Мы догадаемся, зачем он построил этот странный замок, и почему он вызывал изумление у людей.

Как же ему было неуютно в этом мире, но главное - в самом себе, в Леониде Андрееве! И тогда Корней Чуковский, шутивший, что, мол, «жить бы ему в раззолоченном замке, гулять по роскошным коврам в сопровождении блистательной свиты», на самом деле был недалек от истины.

Но все это, разумеется, фантазии, хотя и вполне в андреевском стиле. В реальности было вот что...

На следующий день после победы большевиков, 26 октября 1917 года Андреев покинул Петроград и окончательно поселился в Финляндии. Его связь как с оставшимися в Советской России, как и с бежавшими из нее (главным образом в Париж, Прагу и Берлин) современниками была потеряна. Для них он загадочно исчез. Ходили упорные слухи, что он умер.

Это случилось 12 сентября 1919 года, на даче его друзей Фальковских в финской деревне Нейвола близ станции Мустамяки. Вера Катонина со слов сестры Андреева Риммы пишет, что он собирался ехать в Америку, а семью временно оставить в Финляндии. Зачем он собирался в Америку, можно только гадать. В 1906 году его друг Горький отправился туда, чтобы агитировать американских миллионеров финансировать русскую революцию. Не собирался ли Андреев в свое американское турне с прямо противоположными целями? Об этом остается только гадать.
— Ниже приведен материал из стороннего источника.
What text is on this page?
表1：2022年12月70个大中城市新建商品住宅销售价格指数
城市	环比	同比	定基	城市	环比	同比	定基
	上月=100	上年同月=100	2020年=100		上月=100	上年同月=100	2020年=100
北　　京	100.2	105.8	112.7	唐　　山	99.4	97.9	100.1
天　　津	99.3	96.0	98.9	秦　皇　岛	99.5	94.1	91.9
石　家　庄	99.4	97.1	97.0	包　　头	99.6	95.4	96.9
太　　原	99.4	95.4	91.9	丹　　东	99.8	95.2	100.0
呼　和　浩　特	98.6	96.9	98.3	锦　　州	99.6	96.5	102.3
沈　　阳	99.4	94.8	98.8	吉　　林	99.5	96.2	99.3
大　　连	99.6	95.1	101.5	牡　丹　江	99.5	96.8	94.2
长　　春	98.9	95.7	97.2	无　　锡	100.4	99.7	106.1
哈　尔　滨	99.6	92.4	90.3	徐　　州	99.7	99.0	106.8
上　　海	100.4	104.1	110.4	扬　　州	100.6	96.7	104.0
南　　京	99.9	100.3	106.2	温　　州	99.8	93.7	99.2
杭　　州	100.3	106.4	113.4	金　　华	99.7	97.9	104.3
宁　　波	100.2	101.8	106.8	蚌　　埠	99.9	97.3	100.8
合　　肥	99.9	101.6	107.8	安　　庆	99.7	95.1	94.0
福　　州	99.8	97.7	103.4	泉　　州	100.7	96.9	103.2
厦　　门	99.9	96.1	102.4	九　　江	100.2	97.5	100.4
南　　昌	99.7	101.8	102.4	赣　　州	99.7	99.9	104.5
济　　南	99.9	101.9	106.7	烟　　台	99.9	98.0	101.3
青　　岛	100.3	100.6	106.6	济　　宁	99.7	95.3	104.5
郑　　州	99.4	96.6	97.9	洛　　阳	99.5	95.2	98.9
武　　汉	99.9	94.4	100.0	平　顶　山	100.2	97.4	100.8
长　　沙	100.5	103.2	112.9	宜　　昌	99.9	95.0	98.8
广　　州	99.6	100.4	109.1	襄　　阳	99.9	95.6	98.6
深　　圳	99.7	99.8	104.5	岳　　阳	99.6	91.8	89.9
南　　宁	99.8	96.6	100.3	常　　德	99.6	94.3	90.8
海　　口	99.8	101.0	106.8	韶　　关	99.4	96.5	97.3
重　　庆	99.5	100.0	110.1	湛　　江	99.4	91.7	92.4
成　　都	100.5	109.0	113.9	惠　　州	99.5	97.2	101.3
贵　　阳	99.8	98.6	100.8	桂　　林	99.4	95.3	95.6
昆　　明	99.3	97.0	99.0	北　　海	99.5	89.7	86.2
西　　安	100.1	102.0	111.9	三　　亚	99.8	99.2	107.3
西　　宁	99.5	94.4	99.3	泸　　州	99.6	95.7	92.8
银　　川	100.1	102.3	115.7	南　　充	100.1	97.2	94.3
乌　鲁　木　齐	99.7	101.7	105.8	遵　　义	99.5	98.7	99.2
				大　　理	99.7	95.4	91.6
В свидетельстве о смерти, написанном приехавшим врачом, говорилось: «Сим удостоверяю, что Леонид Николаевич Андреев скончался от паралича сердца 12-го сентября 1919 года в 6 часов вечера в Неволя дача Фальковского близ станции Мустиамяки. Доктор медицины А. Пилацкий».

После смерти Андреева выяснилось, что в распоряжении его семьи было всего 100 финских марок. Единственные 100 марок, которые отказался принять доктор за свой приезд.

Андреев в завещании просил похоронить его в Москве, на Новодевичьем кладбище, рядом с могилой Шуры. Но это в 1919 году было невозможно.

Анна Ильинична не захотела предавать его тело земле на чужбине, и гроб временно поместили в маленькой часовне в парке местной помещицы.

Лишь в пятую годовщину со дня его кончины гроб с прахом писателя из Нейволы был перевезен в Ваммельсуу и похоронен на местном кладбище. На его могиле поставили деревянный крест.

В 1956 году прах Леонида Андреева был перенесен на Литераторские мостки Волковского кладбища в Ленинграде.

...Он умирал без сознания и перед смертью ничего не сказал. Но зная, что в пьесе «Жизнь Человека» он во многом предсказал свою судьбу, можно вспомнить о последних словах главного героя:

«- Где мой оруженосец? - Где мой меч? - Где мой щит? - Я безоружен!»

Возможно, это герцог Лоренцо смог бы сказать перед своей Смертью, глядя ей прямо в лицо.